L’invasion de l’Ukraine par la Russie le 24 février a déclenché une série de sanctions occidentales. Ces sanctions se matérialisent principalement dans le domaine économique, et notamment énergétique. La Russie est en effet l’un des plus grands exportateurs d’hydrocarbures au monde. L’UE envisage actuellement d’interdire les importations de charbon en provenance de Russie. Cependant, cette proposition fait débat, et nous allons voir pourquoi.
L’UE pourrait en réalité s’auto-sanctionner
En effet, ce plan d’interdiction du charbon russe pourrait à terme impacter négativement l’Union européenne. Pour le déduire, nous devons nous pencher sur l’histoire. Il existe un précédent d’un grand importateur de charbon sanctionnant les importations de l’un de ses fournisseurs principaux.
L’exemple de la Chine
La Chine avait en effet officieusement interdit les achats de charbon à son deuxième fournisseur, l’Australie. Cette décision faisait suite à un différent politique sur une série de questions concernant la pandémie de la COVID-19.
Les importations chinoises de charbon australien, cokéfiant et thermique, sont passées de 10,93 millions de tonnes en juillet 2020 à seulement 108 000 tonnes en janvier 2021. Elles sont restées à des niveaux bas depuis lors, Kpler ayant enregistré des importations de 242 569 tonnes le mois dernier. Lorsque l’interdiction informelle a été imposée, les exportateurs de charbon australiens se sont inquiétés de la perte d’un marché important.
Un retournement de situation
Les prix du charbon thermique australien ont en effet chuté dans un premier temps. Toutefois, le marché s’est rapidement adapté. L’Australie a augmenté ses ventes à des acheteurs traditionnels tels que le Japon, la Corée du Sud ou encore l’Inde. Les contrats à terme sur le charbon thermique australien, liés au prix de référence de Newcastle, ont par ailleurs commencé à se redresser.
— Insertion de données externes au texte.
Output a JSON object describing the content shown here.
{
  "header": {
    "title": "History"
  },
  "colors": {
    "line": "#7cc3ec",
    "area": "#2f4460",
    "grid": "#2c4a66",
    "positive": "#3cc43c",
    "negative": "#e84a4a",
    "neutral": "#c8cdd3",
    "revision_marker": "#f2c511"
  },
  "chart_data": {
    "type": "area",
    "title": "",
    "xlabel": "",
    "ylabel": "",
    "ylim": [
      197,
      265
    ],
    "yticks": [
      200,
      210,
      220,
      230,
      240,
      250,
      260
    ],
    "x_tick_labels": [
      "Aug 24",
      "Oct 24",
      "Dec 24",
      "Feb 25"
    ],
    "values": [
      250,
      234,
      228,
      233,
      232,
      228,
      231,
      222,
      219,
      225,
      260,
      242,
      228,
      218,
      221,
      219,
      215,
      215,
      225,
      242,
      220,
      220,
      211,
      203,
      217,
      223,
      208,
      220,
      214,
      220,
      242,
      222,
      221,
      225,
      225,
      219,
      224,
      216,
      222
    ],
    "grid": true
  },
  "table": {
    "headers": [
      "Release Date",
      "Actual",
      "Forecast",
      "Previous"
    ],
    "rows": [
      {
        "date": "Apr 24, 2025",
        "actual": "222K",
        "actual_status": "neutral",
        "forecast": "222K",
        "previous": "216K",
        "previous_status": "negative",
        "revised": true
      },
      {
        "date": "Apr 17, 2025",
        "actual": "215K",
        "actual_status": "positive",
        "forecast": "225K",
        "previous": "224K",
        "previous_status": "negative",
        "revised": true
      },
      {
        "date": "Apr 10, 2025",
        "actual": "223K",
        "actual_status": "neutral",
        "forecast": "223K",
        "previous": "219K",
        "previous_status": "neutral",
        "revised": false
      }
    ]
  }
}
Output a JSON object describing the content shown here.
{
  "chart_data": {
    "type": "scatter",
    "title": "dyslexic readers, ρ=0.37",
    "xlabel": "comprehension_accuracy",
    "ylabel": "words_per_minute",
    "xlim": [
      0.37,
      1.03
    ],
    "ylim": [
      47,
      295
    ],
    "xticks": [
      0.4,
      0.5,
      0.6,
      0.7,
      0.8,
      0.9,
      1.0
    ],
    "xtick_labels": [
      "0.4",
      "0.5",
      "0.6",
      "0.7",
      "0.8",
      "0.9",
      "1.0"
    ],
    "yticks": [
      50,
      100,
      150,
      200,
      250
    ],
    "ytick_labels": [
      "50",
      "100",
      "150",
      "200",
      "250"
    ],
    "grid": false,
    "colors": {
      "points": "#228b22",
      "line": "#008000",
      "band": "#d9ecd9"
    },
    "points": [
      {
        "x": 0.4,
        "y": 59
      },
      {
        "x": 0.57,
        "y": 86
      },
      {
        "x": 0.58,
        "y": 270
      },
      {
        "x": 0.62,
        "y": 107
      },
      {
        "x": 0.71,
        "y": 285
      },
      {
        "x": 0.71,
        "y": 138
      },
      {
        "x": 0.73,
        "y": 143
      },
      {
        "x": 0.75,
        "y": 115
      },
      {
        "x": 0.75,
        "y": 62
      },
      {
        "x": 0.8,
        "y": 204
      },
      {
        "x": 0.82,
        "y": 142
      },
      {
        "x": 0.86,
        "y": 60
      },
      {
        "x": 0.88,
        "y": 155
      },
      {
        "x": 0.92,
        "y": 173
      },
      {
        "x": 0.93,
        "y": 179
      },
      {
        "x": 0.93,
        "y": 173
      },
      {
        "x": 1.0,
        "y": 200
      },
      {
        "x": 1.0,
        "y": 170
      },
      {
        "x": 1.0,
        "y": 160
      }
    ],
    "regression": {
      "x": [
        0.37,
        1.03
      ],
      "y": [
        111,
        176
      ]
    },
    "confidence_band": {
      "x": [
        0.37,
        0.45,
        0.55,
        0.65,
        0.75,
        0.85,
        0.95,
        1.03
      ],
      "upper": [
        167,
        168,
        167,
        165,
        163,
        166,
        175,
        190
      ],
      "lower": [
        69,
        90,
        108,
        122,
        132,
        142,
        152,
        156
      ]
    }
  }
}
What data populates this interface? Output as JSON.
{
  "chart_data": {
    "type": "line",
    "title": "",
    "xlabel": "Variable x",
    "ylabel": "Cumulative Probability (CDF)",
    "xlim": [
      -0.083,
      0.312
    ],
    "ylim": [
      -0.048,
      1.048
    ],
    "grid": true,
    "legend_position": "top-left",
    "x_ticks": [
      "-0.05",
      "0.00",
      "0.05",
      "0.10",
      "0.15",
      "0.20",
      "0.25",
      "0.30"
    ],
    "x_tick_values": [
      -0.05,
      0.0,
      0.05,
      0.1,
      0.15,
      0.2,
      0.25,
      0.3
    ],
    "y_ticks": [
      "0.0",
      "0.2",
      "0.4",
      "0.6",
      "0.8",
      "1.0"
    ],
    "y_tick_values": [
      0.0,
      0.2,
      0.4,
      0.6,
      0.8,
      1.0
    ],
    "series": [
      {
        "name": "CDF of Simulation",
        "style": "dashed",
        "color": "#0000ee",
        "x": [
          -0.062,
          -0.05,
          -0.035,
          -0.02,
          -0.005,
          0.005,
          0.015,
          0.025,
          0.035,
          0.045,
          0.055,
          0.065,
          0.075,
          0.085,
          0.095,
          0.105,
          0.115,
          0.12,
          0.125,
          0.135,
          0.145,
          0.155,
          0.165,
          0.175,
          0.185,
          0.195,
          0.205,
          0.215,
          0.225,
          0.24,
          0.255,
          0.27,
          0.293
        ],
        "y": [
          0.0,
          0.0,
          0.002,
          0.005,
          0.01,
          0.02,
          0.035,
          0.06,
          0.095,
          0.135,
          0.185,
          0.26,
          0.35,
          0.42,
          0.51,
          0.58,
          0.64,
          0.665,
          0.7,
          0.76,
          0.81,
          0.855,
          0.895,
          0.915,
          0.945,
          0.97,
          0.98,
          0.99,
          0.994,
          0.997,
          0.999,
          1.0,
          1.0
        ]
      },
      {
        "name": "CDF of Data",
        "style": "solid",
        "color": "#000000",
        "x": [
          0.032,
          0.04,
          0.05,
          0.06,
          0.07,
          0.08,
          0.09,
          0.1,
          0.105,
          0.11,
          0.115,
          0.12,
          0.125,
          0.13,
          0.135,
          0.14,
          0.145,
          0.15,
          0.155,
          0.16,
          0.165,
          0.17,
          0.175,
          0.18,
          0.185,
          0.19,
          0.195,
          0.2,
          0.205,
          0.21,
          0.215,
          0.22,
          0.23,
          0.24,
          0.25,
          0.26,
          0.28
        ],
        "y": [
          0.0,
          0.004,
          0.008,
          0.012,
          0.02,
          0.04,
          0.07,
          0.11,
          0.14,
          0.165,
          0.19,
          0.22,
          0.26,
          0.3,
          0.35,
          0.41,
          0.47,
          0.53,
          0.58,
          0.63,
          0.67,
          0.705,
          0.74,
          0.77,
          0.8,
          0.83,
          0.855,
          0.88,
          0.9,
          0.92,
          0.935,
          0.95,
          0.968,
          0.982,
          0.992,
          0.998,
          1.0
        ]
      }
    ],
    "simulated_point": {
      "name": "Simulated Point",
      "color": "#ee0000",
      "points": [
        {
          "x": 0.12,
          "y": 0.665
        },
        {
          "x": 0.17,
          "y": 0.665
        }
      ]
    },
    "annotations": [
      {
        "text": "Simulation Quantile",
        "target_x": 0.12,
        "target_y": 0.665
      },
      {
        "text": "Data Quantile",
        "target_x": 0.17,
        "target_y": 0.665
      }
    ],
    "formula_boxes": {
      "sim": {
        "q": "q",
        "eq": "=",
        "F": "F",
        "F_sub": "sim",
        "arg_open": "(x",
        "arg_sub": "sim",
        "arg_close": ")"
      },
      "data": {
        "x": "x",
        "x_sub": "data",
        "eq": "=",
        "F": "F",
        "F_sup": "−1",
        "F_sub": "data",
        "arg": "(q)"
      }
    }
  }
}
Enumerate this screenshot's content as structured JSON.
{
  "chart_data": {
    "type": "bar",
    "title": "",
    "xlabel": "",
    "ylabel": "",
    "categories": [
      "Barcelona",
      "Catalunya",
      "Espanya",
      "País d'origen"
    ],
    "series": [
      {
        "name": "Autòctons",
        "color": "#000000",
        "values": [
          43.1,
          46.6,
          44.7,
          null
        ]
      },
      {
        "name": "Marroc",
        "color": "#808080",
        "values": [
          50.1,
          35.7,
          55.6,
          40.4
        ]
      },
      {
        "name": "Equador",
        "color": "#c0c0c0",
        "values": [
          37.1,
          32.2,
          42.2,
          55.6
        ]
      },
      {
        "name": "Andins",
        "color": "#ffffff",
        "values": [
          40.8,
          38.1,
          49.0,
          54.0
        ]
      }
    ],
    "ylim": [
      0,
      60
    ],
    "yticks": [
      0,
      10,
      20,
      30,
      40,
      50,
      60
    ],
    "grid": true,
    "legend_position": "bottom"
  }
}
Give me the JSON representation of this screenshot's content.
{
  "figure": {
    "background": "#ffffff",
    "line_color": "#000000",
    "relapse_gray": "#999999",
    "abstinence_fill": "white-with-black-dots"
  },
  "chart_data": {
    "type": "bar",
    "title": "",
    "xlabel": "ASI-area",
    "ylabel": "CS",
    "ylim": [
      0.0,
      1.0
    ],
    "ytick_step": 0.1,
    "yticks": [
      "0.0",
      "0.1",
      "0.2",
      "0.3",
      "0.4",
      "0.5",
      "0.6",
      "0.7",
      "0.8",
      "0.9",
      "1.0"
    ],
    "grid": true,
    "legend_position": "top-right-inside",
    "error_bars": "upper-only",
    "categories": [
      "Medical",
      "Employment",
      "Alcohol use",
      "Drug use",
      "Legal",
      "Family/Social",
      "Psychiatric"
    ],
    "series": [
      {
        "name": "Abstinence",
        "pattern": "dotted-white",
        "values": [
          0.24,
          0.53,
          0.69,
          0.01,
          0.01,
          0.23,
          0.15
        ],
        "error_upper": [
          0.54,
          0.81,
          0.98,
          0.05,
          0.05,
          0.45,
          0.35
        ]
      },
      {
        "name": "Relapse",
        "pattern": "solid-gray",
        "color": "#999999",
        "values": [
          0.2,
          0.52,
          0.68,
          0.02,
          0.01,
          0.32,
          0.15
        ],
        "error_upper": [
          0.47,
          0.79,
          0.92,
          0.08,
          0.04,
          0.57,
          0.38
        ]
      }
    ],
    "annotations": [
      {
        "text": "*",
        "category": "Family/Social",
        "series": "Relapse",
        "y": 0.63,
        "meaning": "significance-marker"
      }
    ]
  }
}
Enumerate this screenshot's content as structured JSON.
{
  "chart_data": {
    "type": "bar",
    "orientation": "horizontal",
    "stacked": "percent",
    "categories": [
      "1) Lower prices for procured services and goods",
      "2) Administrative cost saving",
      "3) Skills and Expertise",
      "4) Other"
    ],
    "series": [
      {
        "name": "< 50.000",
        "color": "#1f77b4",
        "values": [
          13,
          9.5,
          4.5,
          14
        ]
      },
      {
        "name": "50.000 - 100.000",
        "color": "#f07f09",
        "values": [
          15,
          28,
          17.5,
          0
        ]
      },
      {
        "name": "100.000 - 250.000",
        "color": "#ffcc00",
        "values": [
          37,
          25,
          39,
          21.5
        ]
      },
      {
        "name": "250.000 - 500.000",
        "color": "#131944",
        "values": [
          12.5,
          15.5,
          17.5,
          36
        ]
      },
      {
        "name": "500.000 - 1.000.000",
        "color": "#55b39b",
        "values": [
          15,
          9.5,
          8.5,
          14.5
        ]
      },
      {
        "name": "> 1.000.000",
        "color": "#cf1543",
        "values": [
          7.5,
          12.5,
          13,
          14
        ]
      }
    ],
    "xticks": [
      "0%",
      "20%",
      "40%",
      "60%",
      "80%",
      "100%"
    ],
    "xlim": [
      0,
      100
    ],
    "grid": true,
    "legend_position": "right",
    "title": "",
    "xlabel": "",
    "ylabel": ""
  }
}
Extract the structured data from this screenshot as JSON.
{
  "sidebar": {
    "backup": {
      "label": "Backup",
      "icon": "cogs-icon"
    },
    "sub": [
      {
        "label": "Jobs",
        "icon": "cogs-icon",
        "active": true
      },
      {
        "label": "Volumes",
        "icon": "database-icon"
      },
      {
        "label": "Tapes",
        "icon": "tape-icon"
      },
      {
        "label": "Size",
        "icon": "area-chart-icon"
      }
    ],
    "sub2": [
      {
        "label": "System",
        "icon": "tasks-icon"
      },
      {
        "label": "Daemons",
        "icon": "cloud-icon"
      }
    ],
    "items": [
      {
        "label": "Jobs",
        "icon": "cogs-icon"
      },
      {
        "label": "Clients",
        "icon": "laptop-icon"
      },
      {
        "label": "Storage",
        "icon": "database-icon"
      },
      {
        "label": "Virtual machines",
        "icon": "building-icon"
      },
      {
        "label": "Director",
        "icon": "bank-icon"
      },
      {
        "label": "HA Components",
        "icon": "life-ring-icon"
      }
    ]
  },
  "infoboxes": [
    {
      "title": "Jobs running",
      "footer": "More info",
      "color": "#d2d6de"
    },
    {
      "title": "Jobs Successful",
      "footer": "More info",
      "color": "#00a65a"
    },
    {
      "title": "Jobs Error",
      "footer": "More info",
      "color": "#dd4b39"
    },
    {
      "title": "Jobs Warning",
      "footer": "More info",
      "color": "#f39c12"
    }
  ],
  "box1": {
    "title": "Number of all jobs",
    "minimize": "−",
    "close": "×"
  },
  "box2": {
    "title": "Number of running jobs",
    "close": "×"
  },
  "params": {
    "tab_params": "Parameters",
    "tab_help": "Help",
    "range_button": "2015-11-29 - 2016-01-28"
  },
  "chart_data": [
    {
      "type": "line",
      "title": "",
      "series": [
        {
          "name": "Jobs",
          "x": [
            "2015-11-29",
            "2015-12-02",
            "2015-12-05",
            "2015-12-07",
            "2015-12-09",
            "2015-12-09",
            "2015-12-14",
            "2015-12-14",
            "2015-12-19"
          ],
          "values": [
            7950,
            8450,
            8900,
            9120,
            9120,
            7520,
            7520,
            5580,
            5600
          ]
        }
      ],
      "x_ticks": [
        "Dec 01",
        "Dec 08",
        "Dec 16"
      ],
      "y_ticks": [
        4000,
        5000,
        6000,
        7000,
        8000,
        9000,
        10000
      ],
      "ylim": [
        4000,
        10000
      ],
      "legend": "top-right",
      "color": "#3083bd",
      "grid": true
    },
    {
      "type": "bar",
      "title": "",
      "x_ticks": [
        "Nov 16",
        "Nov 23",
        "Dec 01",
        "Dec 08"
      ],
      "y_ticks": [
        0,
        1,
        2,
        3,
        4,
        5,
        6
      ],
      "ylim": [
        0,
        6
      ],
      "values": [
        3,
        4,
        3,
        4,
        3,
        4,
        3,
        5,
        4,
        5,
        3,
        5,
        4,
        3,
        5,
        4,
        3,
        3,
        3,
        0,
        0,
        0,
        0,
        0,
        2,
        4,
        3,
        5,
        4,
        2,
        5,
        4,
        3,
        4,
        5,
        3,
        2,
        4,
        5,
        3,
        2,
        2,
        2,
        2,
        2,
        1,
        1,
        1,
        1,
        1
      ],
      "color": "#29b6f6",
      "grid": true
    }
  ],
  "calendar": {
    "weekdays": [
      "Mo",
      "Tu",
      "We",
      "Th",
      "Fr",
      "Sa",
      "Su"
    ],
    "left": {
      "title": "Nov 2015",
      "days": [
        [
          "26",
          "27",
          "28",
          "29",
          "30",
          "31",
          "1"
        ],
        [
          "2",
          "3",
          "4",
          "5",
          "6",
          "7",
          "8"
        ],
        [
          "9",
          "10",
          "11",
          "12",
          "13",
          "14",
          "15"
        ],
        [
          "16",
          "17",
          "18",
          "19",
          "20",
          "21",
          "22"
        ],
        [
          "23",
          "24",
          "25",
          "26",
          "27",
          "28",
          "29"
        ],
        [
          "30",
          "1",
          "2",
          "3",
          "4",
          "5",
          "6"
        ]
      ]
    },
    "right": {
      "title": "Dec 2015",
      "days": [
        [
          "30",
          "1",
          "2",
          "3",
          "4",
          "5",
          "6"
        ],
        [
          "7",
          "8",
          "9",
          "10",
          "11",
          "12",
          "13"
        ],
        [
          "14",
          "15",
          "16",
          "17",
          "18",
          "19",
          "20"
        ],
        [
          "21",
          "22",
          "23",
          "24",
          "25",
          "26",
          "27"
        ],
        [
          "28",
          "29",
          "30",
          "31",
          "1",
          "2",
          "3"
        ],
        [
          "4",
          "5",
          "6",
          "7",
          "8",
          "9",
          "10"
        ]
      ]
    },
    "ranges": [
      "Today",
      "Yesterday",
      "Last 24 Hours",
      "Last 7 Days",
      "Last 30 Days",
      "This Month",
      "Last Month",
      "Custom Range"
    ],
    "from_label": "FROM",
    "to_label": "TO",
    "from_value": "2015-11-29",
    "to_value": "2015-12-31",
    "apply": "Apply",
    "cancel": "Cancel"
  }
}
Par la suite, cette interdiction a provoqué une pénurie en Chine. Au même moment, le charbon thermique australien montait en flèche. La pénurie de charbon en Chine a fait grimper les prix des catégories maritimes. De plus, elle est survenue au moment ou les pays réouvraient leurs économies après la pandémie. Il y a eu une forte reprise de la demande en électricité, et donc de charbon.
Les prix du charbon thermique australien ont, eux, continué de s’envoler. L’invasion de l’Ukraine a fait craindre une sanction des exportations du troisième exportateur mondial en la matière. Ainsi, une interdiction totale d’importer du charbon russe doit être discutée au préalable.
Des leçons à retenir
Si l’UE décide de mettre en place les sanctions envisagées, rien n’affirme que la dynamique sera similaire à celle de la Chine. Il y a cependant suffisamment de similitudes pour que la comparaison soit valable et pertinente.
Quelles alternatives au charbon russe ?
Afin de procéder à la mise en place d’une telle mesure, l’Union européenne doit s’assurer en amont d’avoir une alternative viable. En théorie, l’UE pourrait probablement remplacer le charbon russe. Rappelons que celui-ci représente 45 % de ses importations en la matière.
Toutefois, cela représenterait des coûts bien plus élevés. En effet, les services publics européens devront être prêts à payer des primes pour obtenir des cargaisons en provenance d’Afrique du Sud, des Amériques et même d’Australie et d’Indonésie.
De plus, le marché maritime est serré en Asie. Cela signifie que peu de cargaisons de charbon en provenance d’Australie ou d’Indonésie seront disponibles. Ce sera en tout cas le cas dans les semaines à venir.
Les vrais perdants de l’opération
La Russie, à l’image de l’Australie, pourrait donc se rétablir rapidement sur le marché. Il reste à voir si l’Inde et la Chine, qui n’ont pas condamné l’invasion, seront prêts à acheter davantage de charbon russe.
Quoi qu’il advienne, il est fort probable que l’UE et la Russie parviennent à trouver des alternatives. En réalité, une telle mesure aurait surtout un impact sur les pays tiers les plus pauvres. En effet, elle provoquerait nécessairement une augmentation, au moins temporaire, des prix du charbon.
Les pays les plus pauvres peuvent donc craindre de ne plus pouvoir suivre une telle montée des prix. Ils verront leur facture d’importation de charbon grimper en flèche et devront se démener pour trouver des alternatives. C’est ce qui s’est passé lors de l’embargo chinois sur le charbon thermique indien.